| Users / Events | 100 users | 10K users | 1M users | 100M users |
|---|---|---|---|---|
| Event volume per day | ~10K events | ~1M events | ~100M events | ~10B events |
| Event store size | GBs | TBs | 10s of TBs | Petabytes |
| Read model rebuild time | Seconds | Minutes | Hours | Days |
| Number of application servers | 1-2 | 10-20 | 100+ | 1000+ |
| Database throughput (QPS) | 100-500 | 5K-10K | 50K-100K | 1M+ |
| Snapshot frequency | Every 100 events | Every 1K events | Every 10K events | Every 100K events |
Event sourcing in HLD - Scalability & System Analysis
The event store database is the first bottleneck. It must handle a high volume of writes and reads for events. As users and events grow, the database write throughput and storage become limiting factors. Rebuilding read models from large event streams also slows down, impacting query performance.
- Horizontal scaling: Add more application servers behind load balancers to handle increased event processing and queries.
- Event store sharding: Partition event data by aggregate or user ID to distribute load across multiple databases.
- Snapshots: Periodically save aggregate state snapshots to reduce event replay time during read model rebuilds.
- Caching: Use caches for frequently accessed read models to reduce database load.
- Read replicas: Use database replicas to scale read queries separately from writes.
- Archival: Move old events to cheaper storage to reduce primary database size.
- Asynchronous processing: Use message queues and background workers to decouple event handling and improve throughput.
At 1M users generating ~100M events/day:
- Event write rate: ~1,157 events/sec (100M / 86400 sec)

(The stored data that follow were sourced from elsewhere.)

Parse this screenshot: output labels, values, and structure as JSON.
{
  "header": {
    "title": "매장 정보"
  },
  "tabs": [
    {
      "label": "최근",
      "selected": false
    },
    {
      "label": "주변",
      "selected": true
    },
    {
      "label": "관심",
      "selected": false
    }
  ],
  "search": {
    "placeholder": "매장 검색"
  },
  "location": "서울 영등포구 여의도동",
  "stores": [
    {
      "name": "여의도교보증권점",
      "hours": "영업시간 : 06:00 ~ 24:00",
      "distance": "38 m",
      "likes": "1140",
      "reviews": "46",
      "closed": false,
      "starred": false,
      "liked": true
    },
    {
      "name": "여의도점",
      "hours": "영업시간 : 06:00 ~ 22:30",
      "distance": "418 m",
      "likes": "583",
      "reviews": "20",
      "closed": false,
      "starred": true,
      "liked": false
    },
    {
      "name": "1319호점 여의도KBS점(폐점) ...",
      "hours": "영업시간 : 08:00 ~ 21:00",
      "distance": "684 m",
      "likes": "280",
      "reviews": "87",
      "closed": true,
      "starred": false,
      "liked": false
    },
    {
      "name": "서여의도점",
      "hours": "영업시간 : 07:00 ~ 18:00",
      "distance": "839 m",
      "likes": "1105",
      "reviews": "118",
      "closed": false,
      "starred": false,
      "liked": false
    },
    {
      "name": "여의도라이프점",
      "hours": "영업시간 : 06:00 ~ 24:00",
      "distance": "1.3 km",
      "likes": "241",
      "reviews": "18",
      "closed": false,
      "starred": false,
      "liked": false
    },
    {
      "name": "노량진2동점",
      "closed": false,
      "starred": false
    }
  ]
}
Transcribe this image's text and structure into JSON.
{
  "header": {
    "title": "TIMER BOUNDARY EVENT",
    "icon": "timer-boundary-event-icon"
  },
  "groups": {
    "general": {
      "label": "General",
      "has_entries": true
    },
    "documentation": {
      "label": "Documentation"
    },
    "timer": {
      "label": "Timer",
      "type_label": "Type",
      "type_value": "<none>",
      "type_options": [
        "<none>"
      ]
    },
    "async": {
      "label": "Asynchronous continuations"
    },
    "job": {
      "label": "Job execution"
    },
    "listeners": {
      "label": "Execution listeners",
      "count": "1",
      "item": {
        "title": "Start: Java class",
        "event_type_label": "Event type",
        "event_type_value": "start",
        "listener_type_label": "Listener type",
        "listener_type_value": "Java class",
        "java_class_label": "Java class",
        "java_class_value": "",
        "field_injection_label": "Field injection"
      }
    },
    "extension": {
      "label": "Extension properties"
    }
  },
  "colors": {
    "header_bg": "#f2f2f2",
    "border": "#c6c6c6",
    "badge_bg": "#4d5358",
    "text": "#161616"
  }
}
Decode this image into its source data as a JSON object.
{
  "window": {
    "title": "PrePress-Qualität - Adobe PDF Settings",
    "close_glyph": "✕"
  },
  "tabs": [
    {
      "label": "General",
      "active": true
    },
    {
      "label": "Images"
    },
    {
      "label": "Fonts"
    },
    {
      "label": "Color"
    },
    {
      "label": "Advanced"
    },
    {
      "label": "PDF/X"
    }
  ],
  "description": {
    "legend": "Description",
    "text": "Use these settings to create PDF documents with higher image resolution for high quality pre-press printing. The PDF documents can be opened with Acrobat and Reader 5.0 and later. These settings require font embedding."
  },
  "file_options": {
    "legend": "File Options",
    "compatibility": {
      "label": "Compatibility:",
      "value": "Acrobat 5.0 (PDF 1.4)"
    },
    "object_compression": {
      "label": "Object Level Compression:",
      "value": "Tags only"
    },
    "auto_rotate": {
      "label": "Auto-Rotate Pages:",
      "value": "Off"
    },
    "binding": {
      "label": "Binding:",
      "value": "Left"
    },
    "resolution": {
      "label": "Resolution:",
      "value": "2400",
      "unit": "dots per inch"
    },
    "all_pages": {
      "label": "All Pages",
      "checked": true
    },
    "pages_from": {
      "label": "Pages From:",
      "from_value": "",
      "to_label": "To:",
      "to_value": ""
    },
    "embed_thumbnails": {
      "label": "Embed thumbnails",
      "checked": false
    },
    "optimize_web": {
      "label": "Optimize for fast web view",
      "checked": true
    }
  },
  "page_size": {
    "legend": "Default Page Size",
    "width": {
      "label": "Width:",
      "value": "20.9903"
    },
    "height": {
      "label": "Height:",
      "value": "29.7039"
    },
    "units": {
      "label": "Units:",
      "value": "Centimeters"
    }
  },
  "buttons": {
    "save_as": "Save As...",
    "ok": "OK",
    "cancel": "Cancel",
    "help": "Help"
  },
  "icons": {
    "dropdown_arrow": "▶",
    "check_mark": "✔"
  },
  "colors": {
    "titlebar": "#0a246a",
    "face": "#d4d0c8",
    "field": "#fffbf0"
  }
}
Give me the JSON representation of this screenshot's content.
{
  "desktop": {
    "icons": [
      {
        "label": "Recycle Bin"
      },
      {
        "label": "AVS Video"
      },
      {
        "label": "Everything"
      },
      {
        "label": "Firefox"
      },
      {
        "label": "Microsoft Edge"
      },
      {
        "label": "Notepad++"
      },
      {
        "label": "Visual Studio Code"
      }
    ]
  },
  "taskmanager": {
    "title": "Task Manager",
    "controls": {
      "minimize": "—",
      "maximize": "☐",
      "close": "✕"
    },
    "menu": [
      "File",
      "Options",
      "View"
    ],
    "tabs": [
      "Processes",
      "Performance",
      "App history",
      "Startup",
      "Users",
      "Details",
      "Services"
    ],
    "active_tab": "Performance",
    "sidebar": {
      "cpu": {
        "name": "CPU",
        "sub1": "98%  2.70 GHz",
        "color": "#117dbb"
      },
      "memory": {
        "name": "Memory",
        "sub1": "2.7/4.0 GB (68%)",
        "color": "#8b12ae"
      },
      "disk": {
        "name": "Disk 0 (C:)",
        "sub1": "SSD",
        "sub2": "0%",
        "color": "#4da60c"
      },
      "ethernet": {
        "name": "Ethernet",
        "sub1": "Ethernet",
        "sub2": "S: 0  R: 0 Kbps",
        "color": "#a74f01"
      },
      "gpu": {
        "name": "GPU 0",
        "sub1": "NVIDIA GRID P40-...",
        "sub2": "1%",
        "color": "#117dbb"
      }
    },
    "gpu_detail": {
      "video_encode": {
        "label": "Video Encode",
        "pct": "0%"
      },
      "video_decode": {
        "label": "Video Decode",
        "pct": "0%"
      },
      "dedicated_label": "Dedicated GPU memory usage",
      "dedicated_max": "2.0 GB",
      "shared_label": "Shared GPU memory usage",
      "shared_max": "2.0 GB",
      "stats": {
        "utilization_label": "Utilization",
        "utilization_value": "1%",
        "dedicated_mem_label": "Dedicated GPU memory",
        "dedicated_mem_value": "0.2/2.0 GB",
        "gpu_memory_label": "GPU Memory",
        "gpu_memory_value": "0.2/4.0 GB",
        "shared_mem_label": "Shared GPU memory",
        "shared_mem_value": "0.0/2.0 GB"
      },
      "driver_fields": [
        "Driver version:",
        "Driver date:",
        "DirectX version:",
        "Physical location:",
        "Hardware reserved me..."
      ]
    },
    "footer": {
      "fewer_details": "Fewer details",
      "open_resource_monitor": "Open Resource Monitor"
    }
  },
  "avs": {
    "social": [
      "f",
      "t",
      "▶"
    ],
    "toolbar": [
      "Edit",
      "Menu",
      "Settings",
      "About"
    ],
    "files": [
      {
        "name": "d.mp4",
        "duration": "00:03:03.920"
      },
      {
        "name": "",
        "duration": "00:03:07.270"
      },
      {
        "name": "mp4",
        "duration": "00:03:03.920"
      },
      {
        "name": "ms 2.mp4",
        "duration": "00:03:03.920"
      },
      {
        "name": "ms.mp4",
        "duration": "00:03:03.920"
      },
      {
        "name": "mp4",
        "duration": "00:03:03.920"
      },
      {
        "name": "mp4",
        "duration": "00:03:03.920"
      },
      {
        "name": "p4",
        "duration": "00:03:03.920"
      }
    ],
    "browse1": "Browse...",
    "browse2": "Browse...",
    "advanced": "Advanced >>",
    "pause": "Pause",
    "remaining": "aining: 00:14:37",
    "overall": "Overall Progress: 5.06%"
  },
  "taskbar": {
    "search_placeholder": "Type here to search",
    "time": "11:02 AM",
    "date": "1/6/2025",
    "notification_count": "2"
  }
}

- Database QPS needed: ~2,000 (including reads and writes)
- Storage needed per day: Assuming 1KB per event, ~100GB/day
- Network bandwidth: ~10 MB/s sustained for event ingestion
- Snapshot storage: Depends on snapshot frequency, typically smaller than event store
Start by explaining what event sourcing is and why it helps with auditability and state reconstruction. Then discuss how the event store scales with users and events. Identify the database as the first bottleneck. Propose solutions like sharding, snapshots, and caching. Use numbers to justify your choices. Finally, mention trade-offs like complexity and eventual consistency.
Your event store database handles 1000 QPS. Traffic grows 10x to 10,000 QPS. What do you do first and why?
Answer: The first step is to shard the event store to distribute the write load across multiple database instances. This reduces the load on any single database and allows scaling writes horizontally. Additionally, implement snapshots to reduce read load and improve read model rebuild times.